Manager and business executive Mzwandile Masina has affirmed that we cannot stand back and watch as our local actors continue to be exploited.
"Our talented actors are still battling to receive UIF, pension funds, housing allowances, car allowances, medical aid and all other benefits that decent work is supposed to cater for," Mzwandile Masina told reporters in Johannesburg.
"They are categorised, unfortunately, as freelance workers and this is tantamount to labour brokering." He said.
On Tuesday the ANC Youth League met 16 actors from the local soap opera Generations at Luthuli House, the party's Johannesburg headquarters.
The SABC announced on Monday that the actors who had embarked on a strike had been fired.
The announcement drew heavy attention and criticism to viewers. Generations fans expressed their feeling on social media and they were not happy with what fact that 16 Generations actors were fired.
The Generations cast has this week claimed that the broadcaster and production Company had failed to deliver on promises made to them during their strike last year including the promise of a three year contract which they have yet to receive.
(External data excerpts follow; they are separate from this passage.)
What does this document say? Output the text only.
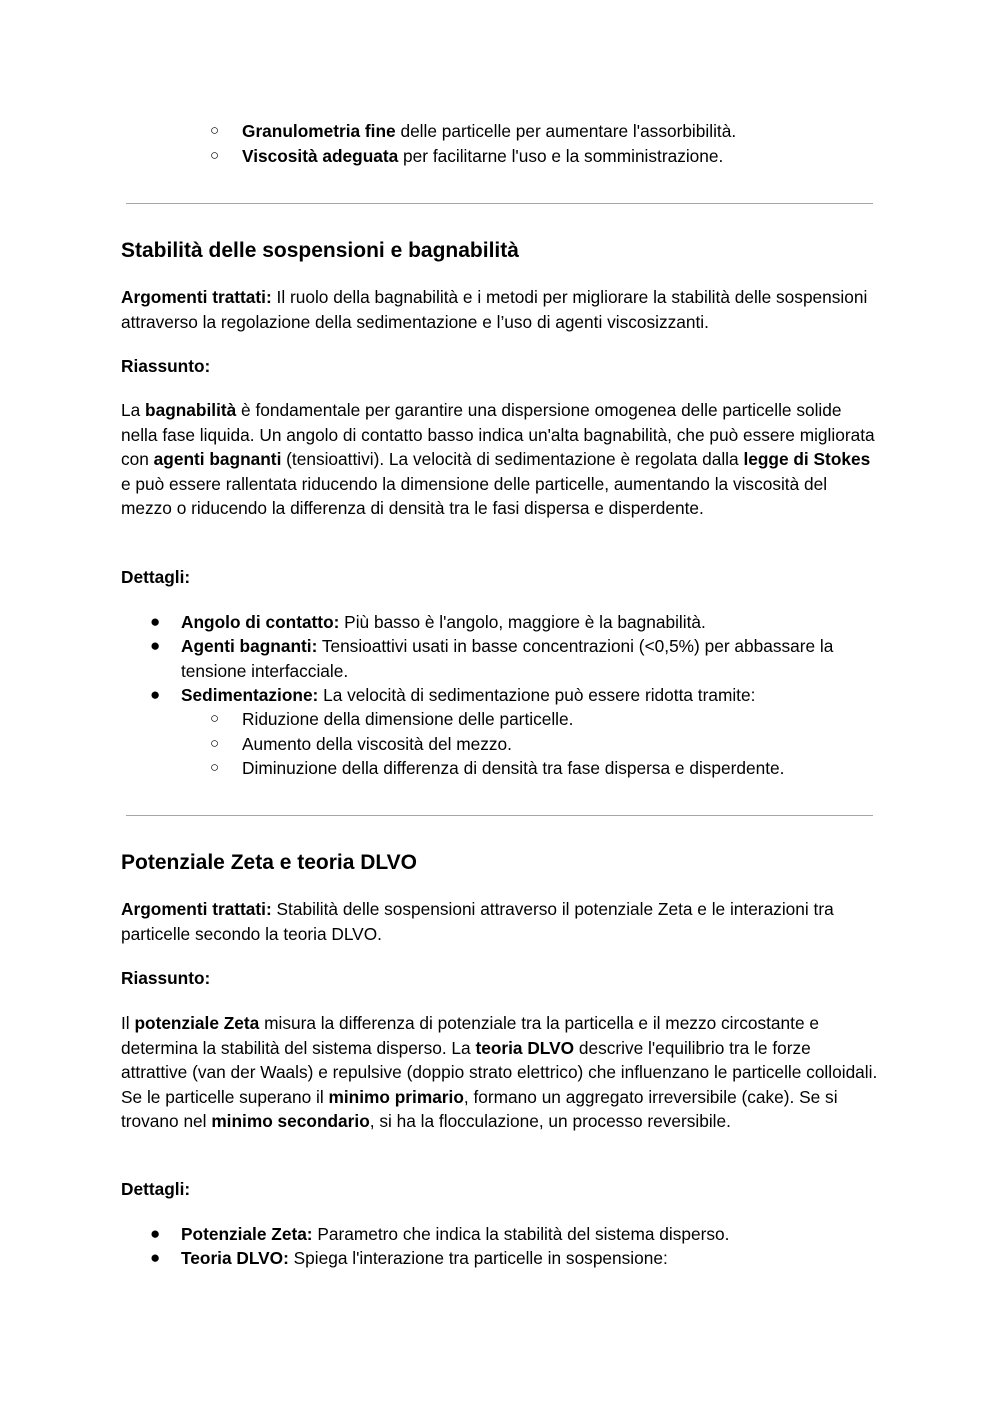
○ Granulometria fine delle particelle per aumentare l'assorbibilità.

○ Viscosità adeguata per facilitarne l'uso e la somministrazione.

Stabilità delle sospensioni e bagnabilità

Argomenti trattati: Il ruolo della bagnabilità e i metodi per migliorare la stabilità delle sospensioni attraverso la regolazione della sedimentazione e l’uso di agenti viscosizzanti.

Riassunto:

La bagnabilità è fondamentale per garantire una dispersione omogenea delle particelle solide nella fase liquida. Un angolo di contatto basso indica un'alta bagnabilità, che può essere migliorata con agenti bagnanti (tensioattivi). La velocità di sedimentazione è regolata dalla legge di Stokes e può essere rallentata riducendo la dimensione delle particelle, aumentando la viscosità del mezzo o riducendo la differenza di densità tra le fasi dispersa e disperdente.

Dettagli:

● Angolo di contatto: Più basso è l'angolo, maggiore è la bagnabilità.

● Agenti bagnanti: Tensioattivi usati in basse concentrazioni (<0,5%) per abbassare la tensione interfacciale.

● Sedimentazione: La velocità di sedimentazione può essere ridotta tramite:

○ Riduzione della dimensione delle particelle.

○ Aumento della viscosità del mezzo.

○ Diminuzione della differenza di densità tra fase dispersa e disperdente.

Potenziale Zeta e teoria DLVO

Argomenti trattati: Stabilità delle sospensioni attraverso il potenziale Zeta e le interazioni tra particelle secondo la teoria DLVO.

Riassunto:

Il potenziale Zeta misura la differenza di potenziale tra la particella e il mezzo circostante e determina la stabilità del sistema disperso. La teoria DLVO descrive l'equilibrio tra le forze attrattive (van der Waals) e repulsive (doppio strato elettrico) che influenzano le particelle colloidali. Se le particelle superano il minimo primario, formano un aggregato irreversibile (cake). Se si trovano nel minimo secondario, si ha la flocculazione, un processo reversibile.

Dettagli:

● Potenziale Zeta: Parametro che indica la stabilità del sistema disperso.

● Teoria DLVO: Spiega l'interazione tra particelle in sospensione:
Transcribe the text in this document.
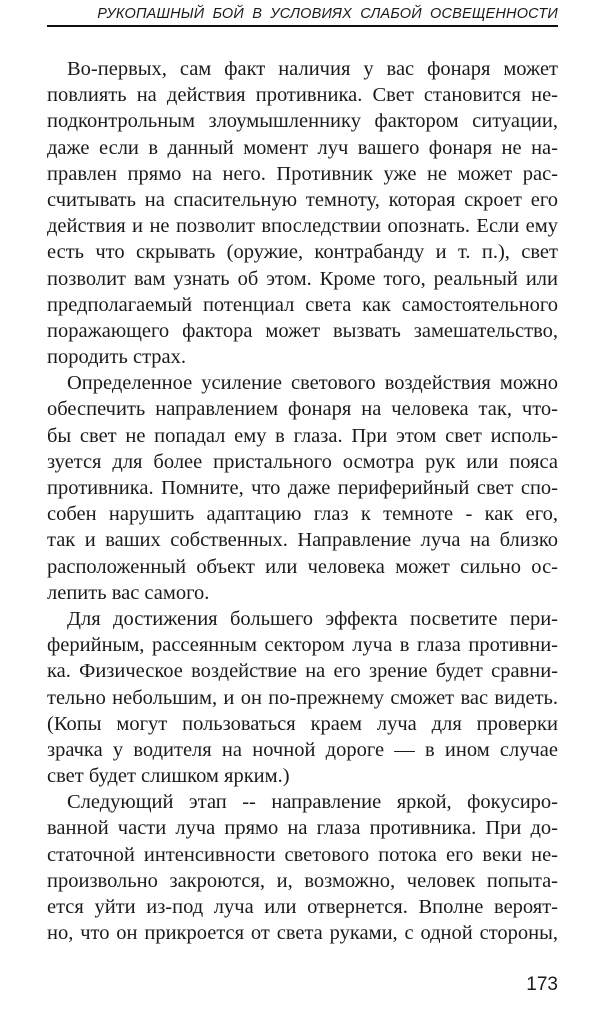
РУКОПАШНЫЙ БОЙ В УСЛОВИЯХ СЛАБОЙ ОСВЕЩЕННОСТИ
Во-первых, сам факт наличия у вас фонаря может
повлиять на действия противника. Свет становится не-
подконтрольным злоумышленнику фактором ситуации,
даже если в данный момент луч вашего фонаря не на-
правлен прямо на него. Противник уже не может рас-
считывать на спасительную темноту, которая скроет его
действия и не позволит впоследствии опознать. Если ему
есть что скрывать (оружие, контрабанду и т. п.), свет
позволит вам узнать об этом. Кроме того, реальный или
предполагаемый потенциал света как самостоятельного
поражающего фактора может вызвать замешательство,
породить страх.
Определенное усиление светового воздействия можно
обеспечить направлением фонаря на человека так, что-
бы свет не попадал ему в глаза. При этом свет исполь-
зуется для более пристального осмотра рук или пояса
противника. Помните, что даже периферийный свет спо-
собен нарушить адаптацию глаз к темноте - как его,
так и ваших собственных. Направление луча на близко
расположенный объект или человека может сильно ос-
лепить вас самого.
Для достижения большего эффекта посветите пери-
ферийным, рассеянным сектором луча в глаза противни-
ка. Физическое воздействие на его зрение будет сравни-
тельно небольшим, и он по-прежнему сможет вас видеть.
(Копы могут пользоваться краем луча для проверки
зрачка у водителя на ночной дороге — в ином случае
свет будет слишком ярким.)
Следующий этап -- направление яркой, фокусиро-
ванной части луча прямо на глаза противника. При до-
статочной интенсивности светового потока его веки не-
произвольно закроются, и, возможно, человек попыта-
ется уйти из-под луча или отвернется. Вполне вероят-
но, что он прикроется от света руками, с одной стороны,
173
They Generation cast also wanted salary adjustments as they felt that they were not getting enough compared to their industry peers. We all know about the open letter that the actors wrote to viewers and fans explaining why they had gone on strike.
Masina said the ANCYL believed local actors should be treated better than Hollywood stars in their own country.
"SABC's refusal to meet these demands because of a pedestrian explanation that these actors want to be paid like Hollywood stars is insulting, to say the least. As a public broadcaster, the SABC has a public duty to create conditions for the development of the local filming industry and the growth of black film producers and actors." He explains.
The ANCYL joined the ANC's call for the ministers of arts and culture, communications, and labour to help resolve the issue.